Kritik dan Esai Cerpen “Sisik Naga di Jari Manis Gus Usup” karya M.Shoim Anwar
Kritik dan Esai Cerpen “Sisik Naga di Jari Manis Gus Usup”
karya M. Shoim Anwar
Saya
akan menguraikan cerpen “Sisik Naga di Jari Manis Gus Usup” karya M.Shoim Anwar
dengan pendapat saya sendiri. Cerpen tersebut menceritakan tentang tokoh yang
bernama Gus Usup. Sebelum ke ceritanya, saya akan sedikit menjabarkan mengenai
panggilan “Gus”. Panggilan Gus ini biasanya ditunjukan kepada seseorang yang
merupakan keturunan dari Kyai. Selain itu, ada beberapa yang mengartikan
panggilan Gus tersebut dijadikan sebuah lambang keilmuan dan akhlak sosial
seseorang.
Gus
Usup merupakan seorang yang di hormati oleh masyarakat sekitar, karena sikapnya
yang rendah hati dan suka berbaur dengan orang lain. Gus Usup selalu
menggunakan batu akik yang melingkar jari manisnya dengan motif yang unik
yaitu sisik naga. Batu akik yang di gunakan Gus Usup tersebut menjadi perhatian
tersendiri bagi masyarakat di sekitarnya. Seperti halnya kejadian berikut:
Pertama, saat Gus Usup yang sedang bermain kartu remi dengan Guk Mat, dalam
permainan tersebut Gus Usup lah yang memenangkan permainan. Kedua, pada saat
berlatih bela diri, ada yang ingin mengambil batu akik milik Gus Usup tersebut.
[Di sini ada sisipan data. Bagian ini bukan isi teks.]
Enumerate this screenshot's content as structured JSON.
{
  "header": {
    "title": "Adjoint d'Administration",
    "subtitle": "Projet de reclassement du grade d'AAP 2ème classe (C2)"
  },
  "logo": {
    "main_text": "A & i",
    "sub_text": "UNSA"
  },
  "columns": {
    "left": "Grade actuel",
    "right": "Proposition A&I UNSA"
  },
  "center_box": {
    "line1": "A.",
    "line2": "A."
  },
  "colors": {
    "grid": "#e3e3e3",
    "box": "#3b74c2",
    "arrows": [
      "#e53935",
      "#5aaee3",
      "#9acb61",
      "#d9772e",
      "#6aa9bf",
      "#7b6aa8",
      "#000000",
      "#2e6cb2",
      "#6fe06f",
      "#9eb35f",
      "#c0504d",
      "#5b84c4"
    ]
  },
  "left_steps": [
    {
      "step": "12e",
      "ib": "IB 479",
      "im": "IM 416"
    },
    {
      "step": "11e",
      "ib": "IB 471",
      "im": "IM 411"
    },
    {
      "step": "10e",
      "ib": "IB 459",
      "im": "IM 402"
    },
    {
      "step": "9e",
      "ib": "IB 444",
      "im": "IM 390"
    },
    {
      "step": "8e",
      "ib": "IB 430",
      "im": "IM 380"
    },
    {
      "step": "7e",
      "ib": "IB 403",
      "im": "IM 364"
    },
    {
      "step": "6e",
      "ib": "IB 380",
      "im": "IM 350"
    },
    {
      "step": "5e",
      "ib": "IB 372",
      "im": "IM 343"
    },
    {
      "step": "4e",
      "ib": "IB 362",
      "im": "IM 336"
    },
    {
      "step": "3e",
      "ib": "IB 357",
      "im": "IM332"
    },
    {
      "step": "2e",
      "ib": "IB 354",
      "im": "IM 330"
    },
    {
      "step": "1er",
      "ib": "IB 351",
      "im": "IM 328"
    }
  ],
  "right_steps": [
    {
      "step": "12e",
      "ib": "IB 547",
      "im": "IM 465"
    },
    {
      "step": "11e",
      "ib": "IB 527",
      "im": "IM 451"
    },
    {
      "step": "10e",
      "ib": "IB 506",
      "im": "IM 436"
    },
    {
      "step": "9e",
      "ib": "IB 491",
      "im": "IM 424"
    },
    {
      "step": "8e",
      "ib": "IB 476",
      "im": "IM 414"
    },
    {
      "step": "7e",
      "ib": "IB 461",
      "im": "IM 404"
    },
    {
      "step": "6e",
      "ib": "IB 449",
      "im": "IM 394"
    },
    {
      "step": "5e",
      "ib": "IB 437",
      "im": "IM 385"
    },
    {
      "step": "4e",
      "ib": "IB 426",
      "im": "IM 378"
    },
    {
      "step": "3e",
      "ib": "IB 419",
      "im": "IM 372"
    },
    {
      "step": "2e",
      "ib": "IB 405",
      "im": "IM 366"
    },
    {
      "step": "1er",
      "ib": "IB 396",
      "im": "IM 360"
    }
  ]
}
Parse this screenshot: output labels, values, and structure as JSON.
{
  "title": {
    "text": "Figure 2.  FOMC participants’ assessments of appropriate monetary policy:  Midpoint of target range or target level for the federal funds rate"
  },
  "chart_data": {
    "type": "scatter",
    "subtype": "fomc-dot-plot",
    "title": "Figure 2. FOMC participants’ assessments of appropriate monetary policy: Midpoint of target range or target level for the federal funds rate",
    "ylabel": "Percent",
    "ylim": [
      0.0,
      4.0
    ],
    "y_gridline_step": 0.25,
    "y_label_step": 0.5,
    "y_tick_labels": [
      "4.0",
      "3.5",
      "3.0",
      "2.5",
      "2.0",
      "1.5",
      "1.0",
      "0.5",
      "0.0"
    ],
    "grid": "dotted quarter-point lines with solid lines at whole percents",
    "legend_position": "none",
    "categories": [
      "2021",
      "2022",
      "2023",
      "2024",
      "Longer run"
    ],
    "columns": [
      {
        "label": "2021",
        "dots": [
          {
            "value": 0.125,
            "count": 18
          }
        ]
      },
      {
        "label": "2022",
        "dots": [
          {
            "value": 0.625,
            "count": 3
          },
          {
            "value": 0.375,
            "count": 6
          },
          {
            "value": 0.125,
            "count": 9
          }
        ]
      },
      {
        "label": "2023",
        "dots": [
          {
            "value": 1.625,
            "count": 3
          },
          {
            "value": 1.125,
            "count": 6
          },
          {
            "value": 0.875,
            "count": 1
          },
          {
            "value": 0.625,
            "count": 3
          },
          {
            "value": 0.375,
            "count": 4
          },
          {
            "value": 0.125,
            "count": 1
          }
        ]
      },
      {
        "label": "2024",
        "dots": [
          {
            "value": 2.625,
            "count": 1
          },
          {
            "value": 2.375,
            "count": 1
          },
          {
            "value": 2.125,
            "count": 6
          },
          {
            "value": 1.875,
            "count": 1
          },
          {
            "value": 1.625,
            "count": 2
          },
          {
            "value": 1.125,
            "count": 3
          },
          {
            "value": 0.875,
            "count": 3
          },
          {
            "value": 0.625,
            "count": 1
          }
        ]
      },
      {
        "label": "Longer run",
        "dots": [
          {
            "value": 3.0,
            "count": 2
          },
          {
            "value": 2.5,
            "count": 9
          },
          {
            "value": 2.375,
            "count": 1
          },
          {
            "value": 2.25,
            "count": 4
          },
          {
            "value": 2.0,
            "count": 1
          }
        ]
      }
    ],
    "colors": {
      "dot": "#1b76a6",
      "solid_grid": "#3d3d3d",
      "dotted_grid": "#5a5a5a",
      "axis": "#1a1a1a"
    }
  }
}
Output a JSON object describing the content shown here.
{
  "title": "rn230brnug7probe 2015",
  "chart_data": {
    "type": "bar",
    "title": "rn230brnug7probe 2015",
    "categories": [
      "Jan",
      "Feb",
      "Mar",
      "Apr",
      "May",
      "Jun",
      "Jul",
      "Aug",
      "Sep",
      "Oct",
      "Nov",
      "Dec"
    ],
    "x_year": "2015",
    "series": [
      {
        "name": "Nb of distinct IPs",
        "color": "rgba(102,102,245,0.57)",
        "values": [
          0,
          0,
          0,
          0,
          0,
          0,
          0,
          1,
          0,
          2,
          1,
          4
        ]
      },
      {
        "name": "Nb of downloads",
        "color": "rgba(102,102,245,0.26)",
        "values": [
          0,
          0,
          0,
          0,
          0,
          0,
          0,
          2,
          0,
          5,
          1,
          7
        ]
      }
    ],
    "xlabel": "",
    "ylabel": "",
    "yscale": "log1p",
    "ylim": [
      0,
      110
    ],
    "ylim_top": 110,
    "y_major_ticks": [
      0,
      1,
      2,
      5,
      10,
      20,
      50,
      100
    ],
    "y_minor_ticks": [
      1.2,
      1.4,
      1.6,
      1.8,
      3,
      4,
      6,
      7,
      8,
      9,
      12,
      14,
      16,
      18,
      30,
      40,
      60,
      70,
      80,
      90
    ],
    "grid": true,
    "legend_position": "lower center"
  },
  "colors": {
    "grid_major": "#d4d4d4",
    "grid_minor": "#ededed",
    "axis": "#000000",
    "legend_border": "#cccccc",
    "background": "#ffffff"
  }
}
Namun, orang yang ingin mengambil batu akik Gus Usup tersebut terpental. Dari
dua kejadian tersebut, masyarakat mempercayai bahwa Gus Usup bukanlah orang
sembarangan. Mereka menganggap bahwa batu akik yang digunakan Gus Usup tersebut
memiliki kelebihan tersendiri. Dari cerita tersebut dapat disimpulkan bahwa
saat ini masih ada sebagianorang yang mempercayai benda” yang dimiliki
seseorang sebagai hal-hal magis dan menjadi sebuah keberuntungan. Cerpen “Sisik
Naga di Jari Manis Gus Usup” karya M.Shoim Anwar ini ceritanya mudah untuk
dipahami dan ceritanya juga menarik.